The Loss of Bubbe
Published in Issue #39Benjamin Gold was sitting on the bed in a damp shirt staring at nothing when Susannah, his wife, put her head around the door of their old bedroom.
“I told Aaron to go to bed. He looks pale. I said you’d say goodnight.” She waited politely for him to leave so she could undress.
“You all right, son?”
“Fucking wonderful.”
“I mean do you feel ill?” Ben placed his hand on Aaron’s forehead.
Aaron, who was perched rigidly on the edge of his unmade bed, shook him off. “Leave me alone. Fuck’s sake.”
Ben hadn’t been in here for a while. There were mouldy cups, a torn maths book and a half-eaten bowl of Shreddies on the floor.
“If I turn my phone off, will you leave, Dad?” Aaron proffered the hated object at his father.
Aaron’s pupils were too large.
“What were you doing down on the beach?” Ben inspected his socked feet, which looked so much like his own father’s. “Aaron, do you remember your Grandfather Moses?”

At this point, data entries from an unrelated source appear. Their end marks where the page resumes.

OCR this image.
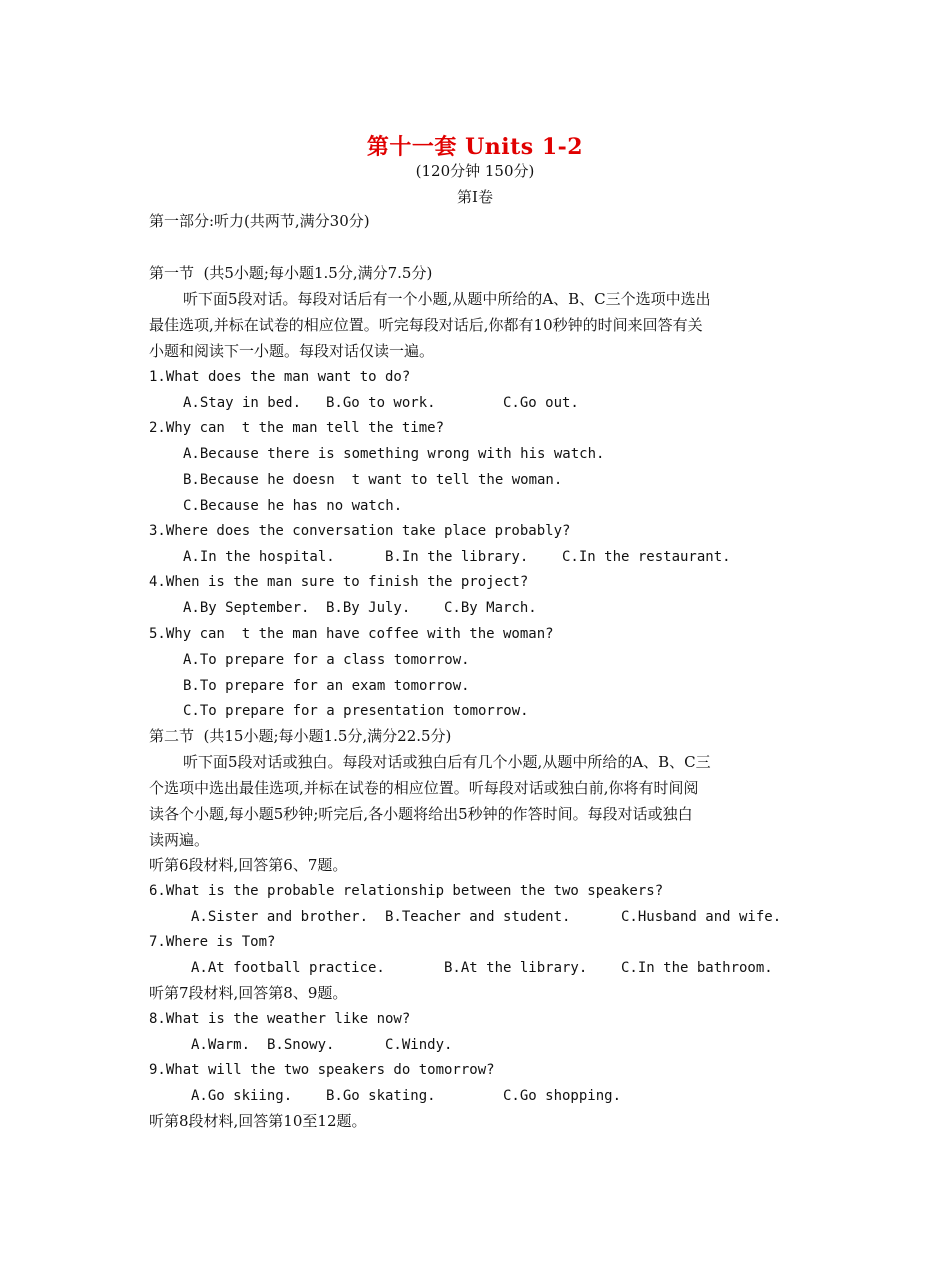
第十一套 Units 1-2
(120分钟 150分)
第Ⅰ卷
第一部分:听力(共两节,满分30分)
第一节  (共5小题;每小题1.5分,满分7.5分)
听下面5段对话。每段对话后有一个小题,从题中所给的A、B、C三个选项中选出
最佳选项,并标在试卷的相应位置。听完每段对话后,你都有10秒钟的时间来回答有关
小题和阅读下一小题。每段对话仅读一遍。
1.What does the man want to do?
A.Stay in bed. B.Go to work.	C.Go out.
2.Why can  t the man tell the time?
A.Because there is something wrong with his watch.
B.Because he doesn  t want to tell the woman.
C.Because he has no watch.
3.Where does the conversation take place probably?
A.In the hospital.	B.In the library. C.In the restaurant.
4.When is the man sure to finish the project?
A.By September. B.By July. C.By March.
5.Why can  t the man have coffee with the woman?
A.To prepare for a class tomorrow.
B.To prepare for an exam tomorrow.
C.To prepare for a presentation tomorrow.
第二节  (共15小题;每小题1.5分,满分22.5分)
听下面5段对话或独白。每段对话或独白后有几个小题,从题中所给的A、B、C三
个选项中选出最佳选项,并标在试卷的相应位置。听每段对话或独白前,你将有时间阅
读各个小题,每小题5秒钟;听完后,各小题将给出5秒钟的作答时间。每段对话或独白
读两遍。
听第6段材料,回答第6、7题。
6.What is the probable relationship between the two speakers?
A.Sister and brother. B.Teacher and student.	C.Husband and wife.
7.Where is Tom?
A.At football practice.	B.At the library. C.In the bathroom.
听第7段材料,回答第8、9题。
8.What is the weather like now?
A.Warm. B.Snowy.	C.Windy.
9.What will the two speakers do tomorrow?
A.Go skiing. B.Go skating.	C.Go shopping.
听第8段材料,回答第10至12题。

“Mostly from photos. He gave me that abacus, didn’t he?” Aaron was pulling threads from the edge of a blue quilt with yellow ducklings on it, which Susannah’s sister had made for him when he was a baby.
“The abacus!” A beautiful image of red-faced Aaron, age two, repeatedly throwing the cumbersome object at a wall and yelling his delight with the clatter it made, rose in Ben’s mind. “I’m coming to check on you in ten minutes, understand?”
“Dad, I’m nearly sixteen.”
“Ten minutes.”
“Okay, but fuck off.”
Ben leaned down for a hug. Aaron blocked him. “Mum told me Grandpa Moses was some kind of genius and that’s where I get my mathematical intelligence from. Did he like me?”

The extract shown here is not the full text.